Thursday, 21 October 2010

DVDVR Memphis Set, Top 60: #58

Bill Dundee & Tony Boyles v Wayne Farris & Larry Latham (6/7/80)

This was the match that solidified Dundee as the king of the studio match for me. It's only the fourth match on the entire set, but watching it for the first time when I got a hold of it, four was enough. I had already seen some of his arena matches, like the '85 LLT with Lawler, but the way he'd bust out a bunch of new tricks for every studio match was cool as shit.

This is pretty much the Bill Dundee show. It's total old school southern tag formula with the 'veteran and rookie team' dynamic on the babyface side, and Dundee is kingsized as the veteran of his team, stomping ass and taking names. Boyles isn't offensively bad or anything, but he throws really shitty looking strikes and... well he's not very good, either. Still, one should look at that as a positive, because it means we get even more Bill Dundee stomping ass and taking names. At one point he runs the length of the ring and slide tackles Latham right in the face. Nigel De Jong would be proud.

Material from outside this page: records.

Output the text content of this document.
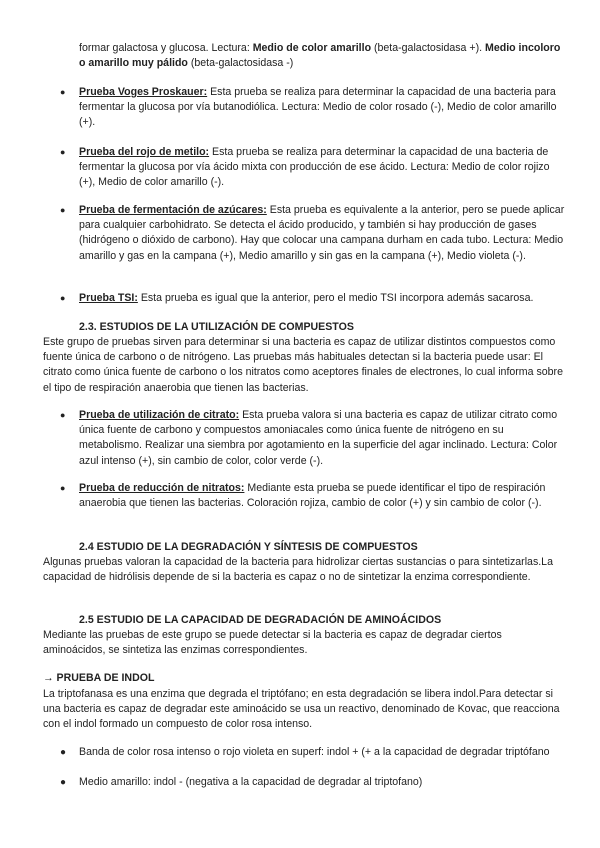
formar galactosa y glucosa. Lectura: Medio de color amarillo (beta-galactosidasa +). Medio incoloro o amarillo muy pálido (beta-galactosidasa -)

● Prueba Voges Proskauer: Esta prueba se realiza para determinar la capacidad de una bacteria para fermentar la glucosa por vía butanodiólica. Lectura: Medio de color rosado (-), Medio de color amarillo (+).

● Prueba del rojo de metilo: Esta prueba se realiza para determinar la capacidad de una bacteria de fermentar la glucosa por vía ácido mixta con producción de ese ácido. Lectura: Medio de color rojizo (+), Medio de color amarillo (-).

● Prueba de fermentación de azúcares: Esta prueba es equivalente a la anterior, pero se puede aplicar para cualquier carbohidrato. Se detecta el ácido producido, y también si hay producción de gases (hidrógeno o dióxido de carbono). Hay que colocar una campana durham en cada tubo. Lectura: Medio amarillo y gas en la campana (+), Medio amarillo y sin gas en la campana (+), Medio violeta (-).

● Prueba TSI: Esta prueba es igual que la anterior, pero el medio TSI incorpora además sacarosa.

2.3. ESTUDIOS DE LA UTILIZACIÓN DE COMPUESTOS

Este grupo de pruebas sirven para determinar si una bacteria es capaz de utilizar distintos compuestos como fuente única de carbono o de nitrógeno. Las pruebas más habituales detectan si la bacteria puede usar: El citrato como única fuente de carbono o los nitratos como aceptores finales de electrones, lo cual informa sobre el tipo de respiración anaerobia que tienen las bacterias.

● Prueba de utilización de citrato: Esta prueba valora si una bacteria es capaz de utilizar citrato como única fuente de carbono y compuestos amoniacales como única fuente de nitrógeno en su metabolismo. Realizar una siembra por agotamiento en la superficie del agar inclinado. Lectura: Color azul intenso (+), sin cambio de color, color verde (-).

● Prueba de reducción de nitratos: Mediante esta prueba se puede identificar el tipo de respiración anaerobia que tienen las bacterias. Coloración rojiza, cambio de color (+) y sin cambio de color (-).

2.4 ESTUDIO DE LA DEGRADACIÓN Y SÍNTESIS DE COMPUESTOS

Algunas pruebas valoran la capacidad de la bacteria para hidrolizar ciertas sustancias o para sintetizarlas.La capacidad de hidrólisis depende de si la bacteria es capaz o no de sintetizar la enzima correspondiente.

2.5 ESTUDIO DE LA CAPACIDAD DE DEGRADACIÓN DE AMINOÁCIDOS

Mediante las pruebas de este grupo se puede detectar si la bacteria es capaz de degradar ciertos aminoácidos, se sintetiza las enzimas correspondientes.

→ PRUEBA DE INDOL

La triptofanasa es una enzima que degrada el triptófano; en esta degradación se libera indol.Para detectar si una bacteria es capaz de degradar este aminoácido se usa un reactivo, denominado de Kovac, que reacciona con el indol formado un compuesto de color rosa intenso.

● Banda de color rosa intenso o rojo violeta en superf: indol + (+ a la capacidad de degradar triptófano

● Medio amarillo: indol - (negativa a la capacidad de degradar al triptofano)
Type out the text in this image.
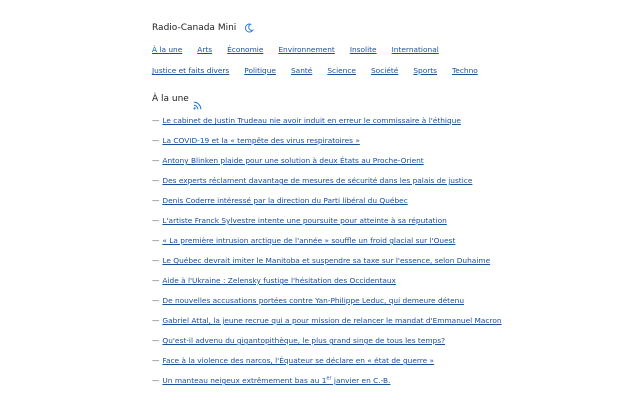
Radio-Canada Mini
À la une Arts Économie Environnement Insolite International
Justice et faits divers Politique Santé Science Société Sports Techno
À la une
— Le cabinet de Justin Trudeau nie avoir induit en erreur le commissaire à l'éthique
— La COVID-19 et la « tempête des virus respiratoires »
— Antony Blinken plaide pour une solution à deux États au Proche-Orient
— Des experts réclament davantage de mesures de sécurité dans les palais de justice
— Denis Coderre intéressé par la direction du Parti libéral du Québec
— L'artiste Franck Sylvestre intente une poursuite pour atteinte à sa réputation
— « La première intrusion arctique de l'année » souffle un froid glacial sur l'Ouest
— Le Québec devrait imiter le Manitoba et suspendre sa taxe sur l'essence, selon Duhaime
— Aide à l'Ukraine : Zelensky fustige l'hésitation des Occidentaux
— De nouvelles accusations portées contre Yan-Philippe Leduc, qui demeure détenu
— Gabriel Attal, la jeune recrue qui a pour mission de relancer le mandat d'Emmanuel Macron
— Qu'est-il advenu du gigantopithèque, le plus grand singe de tous les temps?
— Face à la violence des narcos, l'Équateur se déclare en « état de guerre »
— Un manteau neigeux extrêmement bas au 1er janvier en C.-B.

Boyles is the one to play FIP here. He's no Ricky Morton, but the Bombers do a nice enough job of working him over. It's nothing spectacular, mostly of the punch/kick brawling variety, but it doesn't matter because Bill is always doing something to keep it interesting; running around the ringside area to kick the shit out of a weasly manager, jumping to his partner's aid when things are looking especially rough, never content to stand still and let the match pass him by -- you really get the sense he's desperate to whoop someone's tail and protect his partner. Finish is botched, but I always sort of liked it as some bastardised spike piledriver thing. The post-match is really good too, with Dundee punting Latham in the head and taking a gang beating for his troubles.

Dundee was a huge find for me on this set. In some ways even more so than Lawler. This isn't the best Dundee match on the set, nor is it the best tag match tag match or even studio match, but it's something you can show to someone that's never seen Bill Dundee wrestle before as a taster of what he can do. It's also an interesting look at the future Honky Tonk Man, who I thought looked better in Memphis than he ever did in the WWF. Maybe it was the hair.